Tomorrow afternoon, the House Judiciary Committee IP Subcommittee will hold a hearing entitled Radio, Music, and Copyrights: 100 Years of Inequity for Recording Artists. The subject of the hearing is—at least ostensibly—to compare and contrast the royalty granting American Radio Fairness Act (AMFA) against the royalty denying Local Radio Freedom Act (LRFA). Witnesses to testify include recording artist Randy Travis; National Association of Broadcasters (NAB) president and CEO Curtis LeGeyt; SoundExchange president and CEO Michael Huppe; and Urban One Regional VP and General Manager Eddie Harrell, Jr.
As discussed in other posts, AMFA would, for the first time since radio was invented, require terrestrial stations to pay royalties to the artists whose sound recordings draw audiences and drive ad revenues. The United States is the only major radio market in the world that does not pay royalties to recording artists, and as a result, American artists are likewise not paid royalties when foreign radio stations play their music. And the only reason this unfairness has persisted is the lobbying power of NAB.
When AMFA was introduced in 2021 by Reps. Ted Deutch and Darrell Issa, the latter stated in a Capitol Hill press conference, “The broadcasters have become experts in muddying the waters.” Indeed. As we often see with the behemoths of Silicon Valley, the NAB is very adept at using the “little guy” to obfuscate and maintain the status quo of multi-billion-dollar advertising conglomerates that would rather not share even a fraction of revenue generated by the music they play. And although Mr. Travis is a star, the Subcommittee must remember that many of the beneficiaries of AMFA would be “little guys,” including studio musicians, producers, and engineers.
Granted none of the witnesses testifying tomorrow are “little guys,” though the presence of Mr. Harrell representing Urban One is interesting because I am hopeful that he does not conflate Black-owned with small. As the media conglomerate’s website states, “For more than 40 years, Urban One has been the leading voice speaking to Black America. First, as the largest local urban radio network. Then, as the largest syndicator of urban programming.”
Note the word largest appearing twice in two short sentences. And good for Urban One. They should be proud of their scope, reach, depth, and diversity of programming. But if Mr.
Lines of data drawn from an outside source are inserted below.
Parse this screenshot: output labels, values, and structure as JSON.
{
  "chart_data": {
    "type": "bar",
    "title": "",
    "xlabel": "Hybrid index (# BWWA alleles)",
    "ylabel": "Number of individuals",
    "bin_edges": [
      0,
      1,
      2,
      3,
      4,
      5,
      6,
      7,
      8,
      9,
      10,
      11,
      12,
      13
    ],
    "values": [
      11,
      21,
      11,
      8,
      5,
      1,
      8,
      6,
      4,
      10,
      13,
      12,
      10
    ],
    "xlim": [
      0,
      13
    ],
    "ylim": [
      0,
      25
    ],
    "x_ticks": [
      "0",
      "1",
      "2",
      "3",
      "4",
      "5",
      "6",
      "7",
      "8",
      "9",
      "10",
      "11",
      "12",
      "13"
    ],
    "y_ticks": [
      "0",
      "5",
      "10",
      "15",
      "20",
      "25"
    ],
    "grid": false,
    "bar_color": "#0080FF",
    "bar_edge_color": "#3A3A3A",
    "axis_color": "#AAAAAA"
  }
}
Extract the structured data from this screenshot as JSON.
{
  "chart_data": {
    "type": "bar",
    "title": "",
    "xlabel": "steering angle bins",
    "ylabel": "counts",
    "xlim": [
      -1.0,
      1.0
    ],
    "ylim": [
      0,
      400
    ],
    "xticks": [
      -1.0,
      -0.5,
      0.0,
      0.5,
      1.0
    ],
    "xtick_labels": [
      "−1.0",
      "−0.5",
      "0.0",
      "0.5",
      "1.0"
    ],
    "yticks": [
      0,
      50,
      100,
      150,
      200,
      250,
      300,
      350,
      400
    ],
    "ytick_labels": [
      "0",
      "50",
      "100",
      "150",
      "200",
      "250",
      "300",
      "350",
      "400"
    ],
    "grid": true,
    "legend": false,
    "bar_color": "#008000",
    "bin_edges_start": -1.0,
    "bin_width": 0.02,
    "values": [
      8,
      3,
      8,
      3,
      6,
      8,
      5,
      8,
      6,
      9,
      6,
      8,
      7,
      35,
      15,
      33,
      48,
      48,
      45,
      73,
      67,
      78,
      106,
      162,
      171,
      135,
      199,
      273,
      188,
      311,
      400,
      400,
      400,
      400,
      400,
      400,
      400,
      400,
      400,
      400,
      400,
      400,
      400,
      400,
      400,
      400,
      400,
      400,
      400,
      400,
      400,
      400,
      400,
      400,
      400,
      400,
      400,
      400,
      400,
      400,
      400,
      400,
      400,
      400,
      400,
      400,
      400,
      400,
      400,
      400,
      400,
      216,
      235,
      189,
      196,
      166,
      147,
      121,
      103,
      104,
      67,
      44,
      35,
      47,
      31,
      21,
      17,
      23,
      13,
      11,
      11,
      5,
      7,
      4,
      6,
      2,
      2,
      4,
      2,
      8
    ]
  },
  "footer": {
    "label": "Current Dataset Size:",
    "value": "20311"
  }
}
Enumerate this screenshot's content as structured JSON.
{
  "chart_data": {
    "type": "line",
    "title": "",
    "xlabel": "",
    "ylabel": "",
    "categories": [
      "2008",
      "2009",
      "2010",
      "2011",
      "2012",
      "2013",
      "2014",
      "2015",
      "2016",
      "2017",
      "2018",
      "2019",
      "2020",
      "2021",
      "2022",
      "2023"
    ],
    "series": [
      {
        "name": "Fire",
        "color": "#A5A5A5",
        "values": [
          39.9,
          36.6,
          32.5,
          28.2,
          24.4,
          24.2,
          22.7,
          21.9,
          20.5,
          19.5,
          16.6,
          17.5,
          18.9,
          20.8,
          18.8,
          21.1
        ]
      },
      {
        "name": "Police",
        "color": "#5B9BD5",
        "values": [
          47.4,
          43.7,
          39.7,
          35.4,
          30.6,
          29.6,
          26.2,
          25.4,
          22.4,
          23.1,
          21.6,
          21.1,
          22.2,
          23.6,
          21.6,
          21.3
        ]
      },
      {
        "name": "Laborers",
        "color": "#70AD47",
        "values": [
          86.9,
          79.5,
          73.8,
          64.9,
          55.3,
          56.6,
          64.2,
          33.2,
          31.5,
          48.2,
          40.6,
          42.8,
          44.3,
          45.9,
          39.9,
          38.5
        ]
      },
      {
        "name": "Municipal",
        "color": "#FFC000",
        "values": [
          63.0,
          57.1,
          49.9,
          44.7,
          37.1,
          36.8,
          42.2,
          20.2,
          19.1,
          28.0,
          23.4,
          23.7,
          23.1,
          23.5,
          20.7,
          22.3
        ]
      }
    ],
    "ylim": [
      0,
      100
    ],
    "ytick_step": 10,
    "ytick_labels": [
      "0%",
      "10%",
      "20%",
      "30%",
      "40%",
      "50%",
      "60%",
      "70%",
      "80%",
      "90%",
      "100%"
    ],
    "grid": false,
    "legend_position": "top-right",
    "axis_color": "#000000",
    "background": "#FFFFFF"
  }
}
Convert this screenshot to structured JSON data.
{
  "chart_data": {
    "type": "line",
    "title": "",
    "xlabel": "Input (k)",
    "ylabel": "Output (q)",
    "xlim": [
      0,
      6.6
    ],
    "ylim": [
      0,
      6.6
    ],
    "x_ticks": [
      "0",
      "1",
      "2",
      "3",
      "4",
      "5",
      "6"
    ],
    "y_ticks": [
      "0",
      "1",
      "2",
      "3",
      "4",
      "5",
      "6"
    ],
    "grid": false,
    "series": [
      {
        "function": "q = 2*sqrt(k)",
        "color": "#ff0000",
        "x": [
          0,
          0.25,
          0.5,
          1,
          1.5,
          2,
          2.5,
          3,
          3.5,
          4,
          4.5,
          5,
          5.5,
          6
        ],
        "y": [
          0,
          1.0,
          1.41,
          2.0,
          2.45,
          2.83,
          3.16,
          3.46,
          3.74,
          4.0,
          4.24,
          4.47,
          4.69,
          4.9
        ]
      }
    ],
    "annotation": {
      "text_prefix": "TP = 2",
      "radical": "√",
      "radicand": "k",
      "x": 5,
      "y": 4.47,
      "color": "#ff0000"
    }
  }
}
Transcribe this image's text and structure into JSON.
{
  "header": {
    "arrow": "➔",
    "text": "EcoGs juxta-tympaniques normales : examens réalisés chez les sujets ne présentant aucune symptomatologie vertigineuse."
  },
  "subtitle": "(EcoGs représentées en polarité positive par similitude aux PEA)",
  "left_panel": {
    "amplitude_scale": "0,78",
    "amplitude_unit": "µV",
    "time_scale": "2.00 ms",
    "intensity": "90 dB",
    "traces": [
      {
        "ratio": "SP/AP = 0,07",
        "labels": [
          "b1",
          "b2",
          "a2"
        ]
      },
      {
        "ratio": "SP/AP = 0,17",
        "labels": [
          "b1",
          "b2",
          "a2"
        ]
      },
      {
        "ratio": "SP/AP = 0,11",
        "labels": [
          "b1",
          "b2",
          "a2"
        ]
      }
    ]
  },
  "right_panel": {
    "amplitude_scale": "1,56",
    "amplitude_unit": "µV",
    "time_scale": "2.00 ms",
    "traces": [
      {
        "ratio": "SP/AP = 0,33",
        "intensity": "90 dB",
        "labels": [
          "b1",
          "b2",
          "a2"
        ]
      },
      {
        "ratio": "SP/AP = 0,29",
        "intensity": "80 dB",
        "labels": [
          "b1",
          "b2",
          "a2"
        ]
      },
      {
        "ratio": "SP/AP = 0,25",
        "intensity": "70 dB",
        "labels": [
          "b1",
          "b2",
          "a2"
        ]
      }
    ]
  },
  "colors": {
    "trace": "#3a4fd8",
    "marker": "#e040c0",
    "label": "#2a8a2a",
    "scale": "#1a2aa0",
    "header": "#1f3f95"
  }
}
Harrell testifies that Urban One cannot afford to pay royalties to musical artists—or worse, implies that AMFA would harm Black enterprise in media—that’s a moment to raise a skeptical eyebrow. And not just because more than a few of the musical artists drawing audiences to Urban One’s stations are also Black. As the company’s 2022 annual report states…
While a core source of our revenue has historically been and remains the sale of local and national advertising for broadcast on our radio stations, our strategy is to operate the premier multi-media entertainment and information content platform targeting African-American and urban consumers. Thus, we have diversified our revenue streams by making acquisitions and investments in other complementary media properties.
I wouldn’t want to take on new expenses either. But Urban One is a media giant looking to become a bigger media giant complete with television networks and, most notably, development of new and original content with licensing value. Content creators denying other content creators a fair deal is not a great look. As the above statement from the report makes clear, broadcast advertising remains foundational to the business, and the Subcommittee should not lose sight of the fact that musical artists continue to underwrite that revenue without any say or compensation in the arrangement.
Local Radio Freedom Act is the Missing the Fairness
As to actual little guys, while large broadcasters like Urban One would be subject to rates set by the Copyright Royalty Judges, the statutory “small broadcaster protections” of the AMFA should be sufficient to reject the central premise of the LRFA sponsored by Senators Hassan and Barrasso. On Sen. Hassan’s web page, NAB’s LeGeyt is quoted thus: “A new job-crushing performance fee on local radio stations would hurt stations’ ability to provide their free, essential service in communities across the country.”
In addition to the too-cute-by-half contrasting “freedom” against “fairness,” the LRFA simply ignores the fact that small, independent stations would pay fees that would not qualify as job affecting, let alone “job crushing.” A non-public, independent station with revenue between $100k and $1.5mm would pay $500/year; a public station with the same revenue range would pay $100/year; and a station with revenue under $100k would pay $10/year. Specifically, 72% of the 220 Black-owned radio stations (as of October 2021) generate less than $1mm in annual revenue and would be capped at the $500 annual fee.
Yet, despite these facts, the language of the LRFA is so replete with worn-out rationales for the status quo that it’s hard not to assume the NAB wrote every word of the bill. For instance, this one is rather long in the tooth:
Whereas local radio stations provide free publicity and promotion to the recording industry and performers of music in the form of radio airplay, interviews with performers, introduction of new performers, concert promotions, and publicity that promotes the sale of music, concert tickets, ring tones, music videos, and associated merchandise.
The “free publicity” argument was weak 20+ years ago, but today it is simply unsupportable. The Subcommittee knows, or should know, that music discovery occurs in a complex landscape that includes every platform from traditional radio to Instagram. The broadcaster cannot reasonably claim that, in general, they provide more value by promoting music than that music provides them value by drawing listeners. Speaking anecdotally, what is the frequency of remaining tuned to a radio stations playing music one already likes versus waiting to discover something new?
Nevertheless, AMFA includes a provision under which the royalty judges may consider “whether use of the station’s service may substitute for or may promote the sales of phonorecords or otherwise may interfere with or may enhance the sound recording copyright owner’s other streams of revenue from the copyright owner’s sound recordings.” Thus, where a station can provide some evidence to support the “promotion” argument, that can be taken into account when calculating the royalty payment. But this would require the broadcasters to put their money where their rhetoric is—and nobody can blame them for not wanting to put their money anywhere they don’t have to. But that doesn’t make it fair. “100 years of inequity” is right. It’s long past time to make it wrong.